The justification for the expansion of the collateral requirements of the microfinance industry is to continue to expand its services to low income clientele who do not have access to traditional forms of collateral such as a property title deed. The borrowers of the microfinance industry are unique compared to the rest of the financial sector, thus they require untraditional loan requirements. The majority of loans are characterized as short term, high cost, and high risk that are used to invest in micro, small and medium sized enterprises. Thus, in theory the use of chattels is supposed to reduce the risk of lending since only a small percentage of Kenyans, to be more specific less than 1% of Kenyan women, can secure a loan with a title deed. By using chattels, the microfinance industry can capture a large percentage of Kenyans who are excluded from borrowing based on traditionally collateral security requirements.

-The challenges of chattels mortgage according to lenders.

While attending the Chattels Mortgage Registry Sensitization Workshop hosted by the Department of the Registrar-General, I learned that there are several challenges regarding the use of chattels mortgages to secure a loan.
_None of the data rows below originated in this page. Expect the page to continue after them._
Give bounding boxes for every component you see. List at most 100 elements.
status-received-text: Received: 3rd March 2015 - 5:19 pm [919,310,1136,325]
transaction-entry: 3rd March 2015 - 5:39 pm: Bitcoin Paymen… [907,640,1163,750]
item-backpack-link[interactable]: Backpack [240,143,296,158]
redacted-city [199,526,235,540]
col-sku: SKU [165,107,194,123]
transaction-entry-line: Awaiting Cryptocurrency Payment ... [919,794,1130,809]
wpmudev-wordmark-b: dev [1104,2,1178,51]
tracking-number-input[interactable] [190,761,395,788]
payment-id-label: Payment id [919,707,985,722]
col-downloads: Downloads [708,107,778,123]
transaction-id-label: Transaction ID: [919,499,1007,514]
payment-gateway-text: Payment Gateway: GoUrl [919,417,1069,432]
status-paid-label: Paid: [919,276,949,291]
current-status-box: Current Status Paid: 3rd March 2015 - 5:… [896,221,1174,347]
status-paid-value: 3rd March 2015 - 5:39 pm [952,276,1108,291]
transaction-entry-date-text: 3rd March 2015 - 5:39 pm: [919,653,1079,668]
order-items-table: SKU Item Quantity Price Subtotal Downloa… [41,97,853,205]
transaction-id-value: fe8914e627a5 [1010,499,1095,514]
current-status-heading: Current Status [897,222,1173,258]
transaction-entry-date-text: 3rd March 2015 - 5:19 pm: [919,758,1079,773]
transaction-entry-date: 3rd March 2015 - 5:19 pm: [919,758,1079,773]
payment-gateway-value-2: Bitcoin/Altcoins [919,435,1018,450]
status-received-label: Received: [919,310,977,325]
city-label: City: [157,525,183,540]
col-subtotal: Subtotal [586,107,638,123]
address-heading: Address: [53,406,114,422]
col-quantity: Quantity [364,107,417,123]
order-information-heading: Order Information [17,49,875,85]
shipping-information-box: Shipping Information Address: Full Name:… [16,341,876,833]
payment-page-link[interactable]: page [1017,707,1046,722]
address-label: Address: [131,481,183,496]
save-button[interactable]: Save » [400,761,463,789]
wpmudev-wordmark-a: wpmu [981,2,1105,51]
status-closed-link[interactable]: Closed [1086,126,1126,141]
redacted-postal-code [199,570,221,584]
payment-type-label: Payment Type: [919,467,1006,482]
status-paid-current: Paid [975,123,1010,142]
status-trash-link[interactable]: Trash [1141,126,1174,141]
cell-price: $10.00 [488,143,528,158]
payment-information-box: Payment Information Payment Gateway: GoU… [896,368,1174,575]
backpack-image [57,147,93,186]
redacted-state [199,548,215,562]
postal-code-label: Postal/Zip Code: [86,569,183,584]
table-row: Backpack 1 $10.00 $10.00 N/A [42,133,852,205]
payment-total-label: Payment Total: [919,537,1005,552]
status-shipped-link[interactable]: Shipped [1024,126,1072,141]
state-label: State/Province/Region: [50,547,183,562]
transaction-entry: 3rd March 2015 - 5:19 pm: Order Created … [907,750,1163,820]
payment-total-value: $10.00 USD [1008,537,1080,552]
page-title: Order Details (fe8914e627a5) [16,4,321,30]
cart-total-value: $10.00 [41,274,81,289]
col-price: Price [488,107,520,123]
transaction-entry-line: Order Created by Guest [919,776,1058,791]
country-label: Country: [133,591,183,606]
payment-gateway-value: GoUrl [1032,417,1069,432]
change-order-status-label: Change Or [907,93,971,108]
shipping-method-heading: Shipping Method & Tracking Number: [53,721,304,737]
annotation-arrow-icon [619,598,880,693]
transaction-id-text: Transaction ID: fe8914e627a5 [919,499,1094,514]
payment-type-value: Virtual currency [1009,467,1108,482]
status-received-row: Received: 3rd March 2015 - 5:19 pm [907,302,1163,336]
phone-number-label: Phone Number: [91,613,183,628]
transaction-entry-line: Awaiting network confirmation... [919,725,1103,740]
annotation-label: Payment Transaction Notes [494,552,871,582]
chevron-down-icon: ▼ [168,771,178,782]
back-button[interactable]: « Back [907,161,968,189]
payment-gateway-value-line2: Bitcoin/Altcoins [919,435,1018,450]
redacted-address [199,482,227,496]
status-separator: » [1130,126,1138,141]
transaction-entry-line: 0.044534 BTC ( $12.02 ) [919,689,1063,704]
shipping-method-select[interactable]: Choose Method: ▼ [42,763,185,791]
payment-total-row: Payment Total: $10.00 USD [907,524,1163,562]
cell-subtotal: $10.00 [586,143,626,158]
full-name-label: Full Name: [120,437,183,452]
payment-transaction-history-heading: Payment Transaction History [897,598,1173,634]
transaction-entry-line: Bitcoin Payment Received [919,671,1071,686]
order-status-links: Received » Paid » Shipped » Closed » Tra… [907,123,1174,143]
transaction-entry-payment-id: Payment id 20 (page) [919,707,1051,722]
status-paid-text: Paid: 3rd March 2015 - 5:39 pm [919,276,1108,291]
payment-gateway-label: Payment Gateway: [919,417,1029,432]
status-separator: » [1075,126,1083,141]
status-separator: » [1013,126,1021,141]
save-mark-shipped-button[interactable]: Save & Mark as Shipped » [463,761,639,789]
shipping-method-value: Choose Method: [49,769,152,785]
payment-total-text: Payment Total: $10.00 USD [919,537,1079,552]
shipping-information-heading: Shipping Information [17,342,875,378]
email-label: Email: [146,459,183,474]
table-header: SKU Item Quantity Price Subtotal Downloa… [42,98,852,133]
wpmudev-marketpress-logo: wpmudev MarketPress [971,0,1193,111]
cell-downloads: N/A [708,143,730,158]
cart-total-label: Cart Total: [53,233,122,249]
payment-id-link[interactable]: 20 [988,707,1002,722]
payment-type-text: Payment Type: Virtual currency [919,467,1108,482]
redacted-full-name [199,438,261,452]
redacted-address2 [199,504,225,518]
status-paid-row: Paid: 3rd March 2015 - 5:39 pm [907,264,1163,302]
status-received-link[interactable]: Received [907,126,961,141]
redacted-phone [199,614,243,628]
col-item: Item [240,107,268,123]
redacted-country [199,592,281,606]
Even though the use of chattels are meant to decrease the risk of lending, the process of registering chattels items and creating a chattel mortgage transfer has its challenges, thus leaving many institutions frustrated with its use.
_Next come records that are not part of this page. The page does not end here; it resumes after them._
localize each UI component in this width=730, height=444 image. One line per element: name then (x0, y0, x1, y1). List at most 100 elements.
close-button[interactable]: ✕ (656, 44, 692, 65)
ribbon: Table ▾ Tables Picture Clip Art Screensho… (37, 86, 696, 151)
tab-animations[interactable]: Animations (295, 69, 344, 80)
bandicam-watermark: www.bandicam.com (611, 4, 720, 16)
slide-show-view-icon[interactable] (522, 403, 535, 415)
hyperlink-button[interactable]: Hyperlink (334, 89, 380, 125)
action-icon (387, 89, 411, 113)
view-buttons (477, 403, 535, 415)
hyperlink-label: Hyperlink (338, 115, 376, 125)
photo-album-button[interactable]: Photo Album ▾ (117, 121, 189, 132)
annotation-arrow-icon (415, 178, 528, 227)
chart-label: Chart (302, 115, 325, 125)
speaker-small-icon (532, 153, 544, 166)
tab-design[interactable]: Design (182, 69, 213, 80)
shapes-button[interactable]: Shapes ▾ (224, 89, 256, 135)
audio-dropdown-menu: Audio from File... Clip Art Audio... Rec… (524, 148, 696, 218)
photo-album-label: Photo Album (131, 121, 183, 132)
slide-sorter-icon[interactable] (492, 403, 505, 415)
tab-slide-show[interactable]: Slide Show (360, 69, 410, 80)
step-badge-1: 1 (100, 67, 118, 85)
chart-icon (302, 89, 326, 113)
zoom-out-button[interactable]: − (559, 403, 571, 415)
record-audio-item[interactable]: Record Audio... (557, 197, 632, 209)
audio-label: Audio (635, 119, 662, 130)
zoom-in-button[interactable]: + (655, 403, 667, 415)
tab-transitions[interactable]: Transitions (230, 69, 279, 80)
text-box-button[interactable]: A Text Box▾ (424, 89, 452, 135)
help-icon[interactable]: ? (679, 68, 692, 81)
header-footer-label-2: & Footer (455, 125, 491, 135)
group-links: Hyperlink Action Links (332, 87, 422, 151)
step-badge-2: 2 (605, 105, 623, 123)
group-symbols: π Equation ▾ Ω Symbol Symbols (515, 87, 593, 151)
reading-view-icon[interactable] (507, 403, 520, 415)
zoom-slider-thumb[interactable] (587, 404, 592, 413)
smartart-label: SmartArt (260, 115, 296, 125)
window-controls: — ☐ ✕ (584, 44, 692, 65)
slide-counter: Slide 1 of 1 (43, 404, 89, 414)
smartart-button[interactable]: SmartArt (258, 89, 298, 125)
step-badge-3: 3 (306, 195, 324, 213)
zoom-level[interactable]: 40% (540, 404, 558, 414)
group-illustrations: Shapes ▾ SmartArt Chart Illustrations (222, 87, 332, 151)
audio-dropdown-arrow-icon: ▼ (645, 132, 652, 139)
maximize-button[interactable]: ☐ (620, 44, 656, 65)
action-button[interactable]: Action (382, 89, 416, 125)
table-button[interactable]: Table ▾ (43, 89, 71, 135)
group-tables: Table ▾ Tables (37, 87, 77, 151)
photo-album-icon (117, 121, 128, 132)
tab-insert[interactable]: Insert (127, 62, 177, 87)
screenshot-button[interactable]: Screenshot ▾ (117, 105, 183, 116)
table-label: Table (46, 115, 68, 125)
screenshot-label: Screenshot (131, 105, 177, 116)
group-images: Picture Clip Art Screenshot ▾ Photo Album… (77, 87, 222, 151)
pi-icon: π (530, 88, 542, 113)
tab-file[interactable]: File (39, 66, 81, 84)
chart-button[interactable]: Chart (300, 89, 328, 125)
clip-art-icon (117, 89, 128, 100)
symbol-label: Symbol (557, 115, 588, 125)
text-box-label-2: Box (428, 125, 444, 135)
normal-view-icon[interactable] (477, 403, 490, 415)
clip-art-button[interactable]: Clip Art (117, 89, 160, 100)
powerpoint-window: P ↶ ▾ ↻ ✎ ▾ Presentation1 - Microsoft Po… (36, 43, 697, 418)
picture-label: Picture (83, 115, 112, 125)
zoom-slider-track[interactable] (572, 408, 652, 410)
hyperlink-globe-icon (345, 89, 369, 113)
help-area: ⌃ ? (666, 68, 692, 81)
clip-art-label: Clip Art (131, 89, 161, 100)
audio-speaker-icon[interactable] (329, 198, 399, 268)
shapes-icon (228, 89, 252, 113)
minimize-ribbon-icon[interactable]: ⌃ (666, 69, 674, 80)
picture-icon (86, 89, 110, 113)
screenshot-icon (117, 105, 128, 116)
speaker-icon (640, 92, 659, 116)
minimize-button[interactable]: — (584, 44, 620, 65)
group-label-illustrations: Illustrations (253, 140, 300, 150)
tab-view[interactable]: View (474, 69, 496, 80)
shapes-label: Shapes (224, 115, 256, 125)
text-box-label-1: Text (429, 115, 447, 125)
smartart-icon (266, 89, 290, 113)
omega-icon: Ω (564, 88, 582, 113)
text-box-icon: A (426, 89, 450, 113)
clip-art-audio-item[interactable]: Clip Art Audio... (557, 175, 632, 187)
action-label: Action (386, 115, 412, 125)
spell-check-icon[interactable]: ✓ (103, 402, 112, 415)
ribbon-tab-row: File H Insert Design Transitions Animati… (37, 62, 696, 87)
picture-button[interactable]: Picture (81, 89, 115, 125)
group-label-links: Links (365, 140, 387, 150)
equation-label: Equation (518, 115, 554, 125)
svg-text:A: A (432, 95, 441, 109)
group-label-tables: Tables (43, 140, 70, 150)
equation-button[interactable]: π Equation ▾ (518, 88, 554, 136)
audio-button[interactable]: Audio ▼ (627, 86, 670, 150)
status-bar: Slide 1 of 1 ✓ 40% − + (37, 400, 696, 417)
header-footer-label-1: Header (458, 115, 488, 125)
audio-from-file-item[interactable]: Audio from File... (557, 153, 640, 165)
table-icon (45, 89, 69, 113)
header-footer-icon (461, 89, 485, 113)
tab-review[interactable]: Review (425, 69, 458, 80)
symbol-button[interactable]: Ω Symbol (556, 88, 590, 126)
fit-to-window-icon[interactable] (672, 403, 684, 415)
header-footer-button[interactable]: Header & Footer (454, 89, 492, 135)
In fact, a representative from Faulu Kenya, one of the largest deposit taking microfinance institutions in Kenya, stated that due to difficult and time consuming process of chattels registration and creation of a chattels mortgage, the institution halted the use of chattels to secure loans smaller than 20,000 Ksh. According to lenders at the conference, many are upset that the process of chattels registration and transfer is manual making it difficult to conduct searches to determine whether a borrower is using the same chattel to secure loans in more than one institution. Also, as chattels are a form of collateral that is movable, there is the risk that during the period of a loan the chattels may be damaged or never recovered in case of default. For these reasons, lenders still label microcredit loans as a form high risk lending.
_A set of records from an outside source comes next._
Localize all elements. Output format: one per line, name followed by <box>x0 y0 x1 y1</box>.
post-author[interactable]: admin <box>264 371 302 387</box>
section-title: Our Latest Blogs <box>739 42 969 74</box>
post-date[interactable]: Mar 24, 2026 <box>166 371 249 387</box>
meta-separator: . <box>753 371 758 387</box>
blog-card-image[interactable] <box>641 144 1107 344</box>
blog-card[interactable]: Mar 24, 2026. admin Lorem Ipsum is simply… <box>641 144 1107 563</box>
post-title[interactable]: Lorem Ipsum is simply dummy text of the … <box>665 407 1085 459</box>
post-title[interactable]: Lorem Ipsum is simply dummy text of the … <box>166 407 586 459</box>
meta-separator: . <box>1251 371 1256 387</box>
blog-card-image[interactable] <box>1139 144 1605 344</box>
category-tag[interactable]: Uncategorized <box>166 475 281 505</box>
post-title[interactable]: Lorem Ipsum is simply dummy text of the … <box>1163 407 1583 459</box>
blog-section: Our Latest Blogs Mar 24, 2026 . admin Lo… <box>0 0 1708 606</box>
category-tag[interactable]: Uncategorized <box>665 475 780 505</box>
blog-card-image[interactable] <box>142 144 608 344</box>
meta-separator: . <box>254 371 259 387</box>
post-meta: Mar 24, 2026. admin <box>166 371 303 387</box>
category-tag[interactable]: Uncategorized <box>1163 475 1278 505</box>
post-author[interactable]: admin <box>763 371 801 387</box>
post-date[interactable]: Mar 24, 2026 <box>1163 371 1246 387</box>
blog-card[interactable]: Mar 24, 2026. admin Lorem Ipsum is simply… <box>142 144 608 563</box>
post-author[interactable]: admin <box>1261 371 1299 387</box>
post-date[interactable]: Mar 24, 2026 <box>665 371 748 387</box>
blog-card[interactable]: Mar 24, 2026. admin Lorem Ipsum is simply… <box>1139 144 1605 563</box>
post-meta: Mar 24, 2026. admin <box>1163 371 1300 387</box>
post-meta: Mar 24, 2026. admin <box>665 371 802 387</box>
-Repossession: The Ignored Component of Chattels Mortgage.

At the conference, reforms were discussed including the need to computerize the chattels registry and increase fees. One possible reform that was ignored is the need for clarification and enforcement of the repossession process of chattels. At the conference, I argued that the importance of enforcement guidelines and regulation is just as important as the registration process. Why discuss the legal requirements to register chattel and create a chattels mortgage without clarifying how such collateral can be repossessed? There needs to be legal reform and clarification of the Chattels Transfer Act regarding enforcement guidance of chattel repossession. 

Over the last few months of research, many microfinance programs reported vague and often illegal repossession practices according to the Chattels Transfer Act. The timely and difficult registration process often leads many institutions to ignore legal requirements set in place for the use of chattels in lending. Even though chattels are often not registered or a chattels mortgage instrument is not created, a process that lenders in the microfinance industry undertake themselves to create legal means of repossession in case of default, lenders often attempt to undertake repossession. I argue that the department of registrar needs to ensure that borrowers are aware of the legal requirements of registration and repossession, specifically their legal rights as borrowers, by clarifying and enforcing the repossession process of chattels.

At the conference, many lenders proposed a similar initiative stating that their borrowers lacked awareness making it difficult to repossess items pledged as collateral. Borrowers often seek police intervention when a lender hires an auctioneer to repossess chattels in times of default. Thus, lenders also called for the registrar office to increase efforts for the sensitization of borrowers in the use of chattels as collateral. I applaud this notion for the purposes of ensuring that clients are able to hold their lenders responsible for following legal repossession tactics.